OSHA’s Respirable crystalline silica standard for the construction industry - 29 CFR 1926.1153 - paragraph (g)(4) states that "The employer shall designate a competent person to make frequent and regular inspections of job sites, materials, and equipment to implement the written exposure control plan."

Paragraph (b) of the standard defines a competent person as “an individual who is capable of identifying existing and foreseeable respirable crystalline silica hazards in the workplace and who has the authorization to take prompt corrective measures to eliminate or minimize them. The competent person must have the knowledge and ability necessary to fulfill the responsibilities set forth in paragraph (g) of this section."

This person can help his or her employer protect their workforce, comply with OSHA and other requirements, and avoid dust-related problems with owners, the public, and bystanders.

A White Paper developed by the American Industrial Hygiene Association provides detailed recommendations for the skills and capabilities a competent person should have (click on this link for a copy of the paper)-"Recommended Skills and Capabilities for Silica Competent Persons."

The types of knowledge and responsibilities to consider when assigning a competent person include:


  • What silica is, when it is hazardous, and the health risks.
  • Construction materials that contain silica or, when unsure, who within the company should be contacted.
  • Federal, state and local regulations and other requirements that apply to silica.
  • The dust-generating tasks that will be performed on the job, which ones will expose workers to silica dust, and the controls that will be used or, when unsure, who within the company should be contacted.
  • The proper use of equipment and controls by workers.
  • How to determine if a control is in good working order and operating effectively.
  • How respirators work and the types to use for construction tasks involving exposure to silica dust.
  • Who to notify, on a multi-employer worksite, when another employer’s work force may be affected by silica generating tasks.
  • The company’s silica control plan, as well as the company’s overall safety and health plan and the process for resolving safety and health issues.
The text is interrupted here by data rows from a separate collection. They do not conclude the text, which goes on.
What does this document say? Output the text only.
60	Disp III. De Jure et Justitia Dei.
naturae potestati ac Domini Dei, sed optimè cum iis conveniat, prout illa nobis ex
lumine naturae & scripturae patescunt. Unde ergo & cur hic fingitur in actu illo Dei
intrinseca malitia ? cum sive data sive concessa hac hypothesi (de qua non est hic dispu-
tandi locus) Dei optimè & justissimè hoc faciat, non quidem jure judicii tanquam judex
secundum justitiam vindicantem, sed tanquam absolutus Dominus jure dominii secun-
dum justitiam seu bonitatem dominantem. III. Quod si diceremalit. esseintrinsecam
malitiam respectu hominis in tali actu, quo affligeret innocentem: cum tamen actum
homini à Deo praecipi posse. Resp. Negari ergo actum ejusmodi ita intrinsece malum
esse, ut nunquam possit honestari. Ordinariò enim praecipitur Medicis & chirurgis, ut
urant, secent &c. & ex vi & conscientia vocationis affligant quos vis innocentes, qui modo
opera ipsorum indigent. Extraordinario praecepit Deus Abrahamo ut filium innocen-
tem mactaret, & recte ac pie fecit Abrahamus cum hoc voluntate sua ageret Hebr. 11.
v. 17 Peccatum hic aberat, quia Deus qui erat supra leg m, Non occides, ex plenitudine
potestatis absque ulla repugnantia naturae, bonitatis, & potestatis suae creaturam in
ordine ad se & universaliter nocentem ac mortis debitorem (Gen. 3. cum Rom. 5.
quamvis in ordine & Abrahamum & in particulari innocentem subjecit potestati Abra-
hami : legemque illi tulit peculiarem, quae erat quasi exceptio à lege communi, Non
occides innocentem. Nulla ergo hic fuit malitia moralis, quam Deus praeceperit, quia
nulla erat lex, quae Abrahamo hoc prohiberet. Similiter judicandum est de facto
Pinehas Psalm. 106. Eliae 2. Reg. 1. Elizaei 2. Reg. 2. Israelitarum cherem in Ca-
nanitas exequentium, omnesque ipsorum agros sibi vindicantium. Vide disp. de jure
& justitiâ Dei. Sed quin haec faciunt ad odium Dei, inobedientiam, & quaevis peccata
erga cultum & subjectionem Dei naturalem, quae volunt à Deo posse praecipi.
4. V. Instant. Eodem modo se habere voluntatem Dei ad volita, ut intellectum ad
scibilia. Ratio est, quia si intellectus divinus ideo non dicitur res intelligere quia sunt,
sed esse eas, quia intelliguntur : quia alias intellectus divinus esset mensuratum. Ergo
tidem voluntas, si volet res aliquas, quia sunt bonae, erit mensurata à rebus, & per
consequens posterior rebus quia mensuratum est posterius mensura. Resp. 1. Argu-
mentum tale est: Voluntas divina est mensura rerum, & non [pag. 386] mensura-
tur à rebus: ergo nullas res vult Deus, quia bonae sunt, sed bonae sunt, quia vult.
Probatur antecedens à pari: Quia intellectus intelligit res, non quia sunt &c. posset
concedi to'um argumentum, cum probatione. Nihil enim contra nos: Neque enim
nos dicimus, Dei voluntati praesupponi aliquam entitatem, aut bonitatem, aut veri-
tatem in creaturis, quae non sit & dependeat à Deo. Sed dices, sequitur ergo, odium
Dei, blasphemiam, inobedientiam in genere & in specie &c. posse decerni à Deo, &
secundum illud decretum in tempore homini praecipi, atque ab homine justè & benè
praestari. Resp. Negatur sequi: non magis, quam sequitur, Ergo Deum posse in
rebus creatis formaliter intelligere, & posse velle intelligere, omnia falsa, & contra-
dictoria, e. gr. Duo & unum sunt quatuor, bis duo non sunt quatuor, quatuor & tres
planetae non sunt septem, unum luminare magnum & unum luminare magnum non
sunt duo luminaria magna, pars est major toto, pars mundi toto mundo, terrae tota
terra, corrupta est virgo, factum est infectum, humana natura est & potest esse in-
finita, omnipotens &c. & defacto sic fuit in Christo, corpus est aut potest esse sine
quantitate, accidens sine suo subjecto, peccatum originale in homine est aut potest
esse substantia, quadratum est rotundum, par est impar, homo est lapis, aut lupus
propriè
  • Identifying materials containing silica and silica-producing tasks that will be performed on the job.
  • Providing training to all employees at risk of exposure to airborne silica either because of the work they are performing or work being performed in the area in which they are working.
  • Ensuring that controls and equipment are in proper working order and workers are using them properly, and notifying the contractor of issues that cannot be easily resolved.
  • Monitoring the worksite to make sure safe working conditions related to silica are maintained.
  • Communicating problems and corrective actions needed to their employer related to use of engineering controls and PPE.
  • Communicating potential issues related to employees or bystanders to the employer.